The Dwarf reaches down, and takes the Orkish hand carefully between his own hands, his eyes not leaving the Elf's as he does so. Then he looks down at the hand, examining it closely, tentatively, as his craftsmen kin might examine a damaged instrument, brought for repair.

The hand's skin is black and scaly, marred by cuts and scars. The fingers are thin, but the knuckles much enlarged, the webbing between fingers and thumb thin and papery. The Dwarf runs his fingers thoughtfully over the back of the hand, along the swollen knuckles, across the palm, and down to the sensitive skin at the base of the wrist. Then, slowly and deliberately, he raises the hand in his own, to let the palm rest for a long instant against his cheek. He lays it down gently, noting that the Elf's eyes are tightly closed, and his breathing is uneven, hoping that he has not caused the Elf pain.

"I do not find its touch unpleasant," he says, in the manner of one reporting the result of an experiment. The eyes open once more, and the hand reaches out again, to seize the Dwarf's so tightly the grip is almost painful. "Its grasp is also uncommonly strong," he adds ruefully.
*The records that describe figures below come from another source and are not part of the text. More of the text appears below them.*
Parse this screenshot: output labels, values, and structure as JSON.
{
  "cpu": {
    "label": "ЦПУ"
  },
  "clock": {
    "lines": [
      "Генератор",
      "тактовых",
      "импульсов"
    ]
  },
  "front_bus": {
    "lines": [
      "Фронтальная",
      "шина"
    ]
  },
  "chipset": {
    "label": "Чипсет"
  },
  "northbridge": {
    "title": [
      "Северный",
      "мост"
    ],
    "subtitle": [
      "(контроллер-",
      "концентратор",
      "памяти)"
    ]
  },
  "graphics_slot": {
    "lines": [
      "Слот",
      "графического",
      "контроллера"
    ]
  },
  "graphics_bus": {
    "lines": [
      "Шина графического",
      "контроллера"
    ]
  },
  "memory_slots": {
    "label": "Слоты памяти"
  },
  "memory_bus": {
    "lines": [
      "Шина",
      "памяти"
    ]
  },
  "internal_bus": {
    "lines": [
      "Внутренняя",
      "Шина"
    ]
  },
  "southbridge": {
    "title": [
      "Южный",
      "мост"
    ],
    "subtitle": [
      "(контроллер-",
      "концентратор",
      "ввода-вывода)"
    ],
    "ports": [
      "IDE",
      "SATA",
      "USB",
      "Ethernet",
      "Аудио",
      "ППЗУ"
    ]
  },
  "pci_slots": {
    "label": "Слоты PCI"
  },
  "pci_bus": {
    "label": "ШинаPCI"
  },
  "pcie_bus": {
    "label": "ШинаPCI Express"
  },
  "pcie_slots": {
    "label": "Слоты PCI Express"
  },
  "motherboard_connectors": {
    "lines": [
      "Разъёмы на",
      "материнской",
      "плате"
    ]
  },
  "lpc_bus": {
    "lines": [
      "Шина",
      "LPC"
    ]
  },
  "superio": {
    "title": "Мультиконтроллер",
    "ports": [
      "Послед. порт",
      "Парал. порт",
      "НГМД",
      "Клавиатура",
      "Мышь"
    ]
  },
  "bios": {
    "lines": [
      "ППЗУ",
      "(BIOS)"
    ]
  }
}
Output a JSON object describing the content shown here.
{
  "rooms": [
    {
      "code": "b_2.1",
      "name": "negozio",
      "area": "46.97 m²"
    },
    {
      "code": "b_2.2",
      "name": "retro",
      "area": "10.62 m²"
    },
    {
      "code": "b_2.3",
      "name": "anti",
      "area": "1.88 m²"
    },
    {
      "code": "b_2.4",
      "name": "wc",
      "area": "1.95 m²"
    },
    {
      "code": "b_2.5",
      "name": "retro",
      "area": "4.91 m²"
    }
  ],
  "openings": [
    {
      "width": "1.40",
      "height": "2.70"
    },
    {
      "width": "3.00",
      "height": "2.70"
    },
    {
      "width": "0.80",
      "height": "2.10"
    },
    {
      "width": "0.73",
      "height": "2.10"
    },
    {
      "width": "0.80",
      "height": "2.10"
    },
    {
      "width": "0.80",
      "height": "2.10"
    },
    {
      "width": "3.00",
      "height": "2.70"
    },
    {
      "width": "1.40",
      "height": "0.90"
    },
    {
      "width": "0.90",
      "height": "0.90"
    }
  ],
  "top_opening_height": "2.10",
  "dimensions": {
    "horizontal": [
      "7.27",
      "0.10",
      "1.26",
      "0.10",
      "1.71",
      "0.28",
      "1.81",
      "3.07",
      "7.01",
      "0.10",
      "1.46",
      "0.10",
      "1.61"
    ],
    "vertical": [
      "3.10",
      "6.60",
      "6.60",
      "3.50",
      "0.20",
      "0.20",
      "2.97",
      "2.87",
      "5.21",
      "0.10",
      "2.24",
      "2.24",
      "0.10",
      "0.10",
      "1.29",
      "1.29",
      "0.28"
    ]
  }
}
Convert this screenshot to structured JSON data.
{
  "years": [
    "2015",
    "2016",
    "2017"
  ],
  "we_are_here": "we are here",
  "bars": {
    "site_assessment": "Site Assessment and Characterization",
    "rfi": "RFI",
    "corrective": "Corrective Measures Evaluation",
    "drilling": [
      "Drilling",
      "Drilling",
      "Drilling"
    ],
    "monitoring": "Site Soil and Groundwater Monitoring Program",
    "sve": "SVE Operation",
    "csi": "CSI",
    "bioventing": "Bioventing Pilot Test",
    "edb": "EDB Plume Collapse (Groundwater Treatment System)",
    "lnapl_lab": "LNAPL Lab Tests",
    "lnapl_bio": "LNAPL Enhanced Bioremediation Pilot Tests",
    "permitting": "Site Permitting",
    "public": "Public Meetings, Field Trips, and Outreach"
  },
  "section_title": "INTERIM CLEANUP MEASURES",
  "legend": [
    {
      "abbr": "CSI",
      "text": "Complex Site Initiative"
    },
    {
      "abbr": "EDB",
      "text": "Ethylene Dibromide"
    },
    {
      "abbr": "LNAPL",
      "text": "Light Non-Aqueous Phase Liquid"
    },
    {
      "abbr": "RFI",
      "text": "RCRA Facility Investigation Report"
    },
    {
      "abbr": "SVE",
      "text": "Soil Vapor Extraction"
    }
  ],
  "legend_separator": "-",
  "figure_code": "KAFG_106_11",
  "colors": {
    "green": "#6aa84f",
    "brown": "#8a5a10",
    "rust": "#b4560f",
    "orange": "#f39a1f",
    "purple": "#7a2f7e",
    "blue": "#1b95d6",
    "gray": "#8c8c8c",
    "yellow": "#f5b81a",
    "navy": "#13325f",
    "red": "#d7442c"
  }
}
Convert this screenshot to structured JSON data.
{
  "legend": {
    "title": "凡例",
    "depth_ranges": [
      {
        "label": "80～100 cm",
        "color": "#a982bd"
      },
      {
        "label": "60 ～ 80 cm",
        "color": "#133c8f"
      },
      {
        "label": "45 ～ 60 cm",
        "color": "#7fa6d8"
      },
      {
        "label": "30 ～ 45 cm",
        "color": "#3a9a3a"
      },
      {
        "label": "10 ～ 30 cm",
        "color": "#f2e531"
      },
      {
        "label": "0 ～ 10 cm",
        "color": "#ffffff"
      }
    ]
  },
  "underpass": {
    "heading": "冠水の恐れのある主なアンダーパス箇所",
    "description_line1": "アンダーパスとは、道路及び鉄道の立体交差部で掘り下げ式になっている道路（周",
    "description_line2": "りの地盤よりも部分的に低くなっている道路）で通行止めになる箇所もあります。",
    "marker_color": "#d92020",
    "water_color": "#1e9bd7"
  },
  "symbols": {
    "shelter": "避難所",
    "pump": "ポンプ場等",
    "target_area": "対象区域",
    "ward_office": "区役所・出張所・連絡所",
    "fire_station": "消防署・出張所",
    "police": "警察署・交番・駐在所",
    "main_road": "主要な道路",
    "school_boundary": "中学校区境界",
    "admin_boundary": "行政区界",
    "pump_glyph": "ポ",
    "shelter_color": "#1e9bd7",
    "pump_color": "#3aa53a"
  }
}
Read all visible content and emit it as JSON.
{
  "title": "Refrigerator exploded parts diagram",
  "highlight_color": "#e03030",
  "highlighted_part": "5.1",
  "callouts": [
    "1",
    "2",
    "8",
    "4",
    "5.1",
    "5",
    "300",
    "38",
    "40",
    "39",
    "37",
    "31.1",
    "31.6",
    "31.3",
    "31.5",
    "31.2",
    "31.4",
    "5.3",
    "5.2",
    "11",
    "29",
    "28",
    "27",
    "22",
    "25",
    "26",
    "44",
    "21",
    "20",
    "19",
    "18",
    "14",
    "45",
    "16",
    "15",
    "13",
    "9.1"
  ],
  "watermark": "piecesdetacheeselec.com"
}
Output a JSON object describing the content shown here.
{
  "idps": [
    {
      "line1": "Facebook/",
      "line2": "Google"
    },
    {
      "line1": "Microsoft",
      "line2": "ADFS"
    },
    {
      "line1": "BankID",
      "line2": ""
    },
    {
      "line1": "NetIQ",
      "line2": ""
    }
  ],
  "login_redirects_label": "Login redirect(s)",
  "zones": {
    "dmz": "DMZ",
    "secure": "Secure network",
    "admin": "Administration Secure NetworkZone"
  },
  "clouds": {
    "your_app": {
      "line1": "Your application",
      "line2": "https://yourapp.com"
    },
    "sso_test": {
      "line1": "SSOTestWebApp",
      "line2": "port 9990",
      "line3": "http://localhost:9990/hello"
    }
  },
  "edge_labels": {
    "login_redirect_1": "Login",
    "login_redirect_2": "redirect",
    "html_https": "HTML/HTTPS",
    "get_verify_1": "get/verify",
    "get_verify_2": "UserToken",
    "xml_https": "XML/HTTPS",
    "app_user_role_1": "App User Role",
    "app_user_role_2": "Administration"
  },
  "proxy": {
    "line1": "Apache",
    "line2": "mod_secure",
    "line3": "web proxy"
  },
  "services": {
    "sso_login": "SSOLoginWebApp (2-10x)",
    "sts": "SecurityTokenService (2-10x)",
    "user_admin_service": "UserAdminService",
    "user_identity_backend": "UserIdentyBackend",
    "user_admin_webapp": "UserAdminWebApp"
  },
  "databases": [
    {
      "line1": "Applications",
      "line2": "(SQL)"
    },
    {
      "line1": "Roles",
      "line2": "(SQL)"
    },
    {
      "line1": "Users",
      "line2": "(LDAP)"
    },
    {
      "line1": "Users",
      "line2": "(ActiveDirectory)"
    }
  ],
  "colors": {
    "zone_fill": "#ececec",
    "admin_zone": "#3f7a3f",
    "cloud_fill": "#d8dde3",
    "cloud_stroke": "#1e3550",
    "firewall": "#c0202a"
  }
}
From his place on the ground, the Elf almost smiles. With an unsteady voice he whispers his thanks, but he does not loosen his grasp.

* * *

The others return before another minute has passed away. The Elf relinquishes reluctantly his hold on the Dwarf's hand, and waits in stillness as they resume their ministrations. Weariness is catching up with him at last, and whatever it is the others are doing is taking a long while to be accomplished.

He feels the Dwarf's heavy hand come to rest, surprisingly lightly, on his shoulder, and looks up, meeting the Dwarf's dark eyes with his pale ones. The broad face above him is solemn and sad, though the eyes glitter brightly, almost as if with tears. The hand on his shoulder becomes heavier, and is then removed, as the Dwarf reaches forward to brush a strand of the dirty blond hair from across his face. He feels the callused fingertips rest for a moment against his forehead, in a kind of unspoken benediction.

He gazes up still, never taking his eyes from the face above him, and the dark brown eyes stare solemnly back. But no more words are spoken between them ... just a silence which lasts many moments - for a time, and times and half a time again.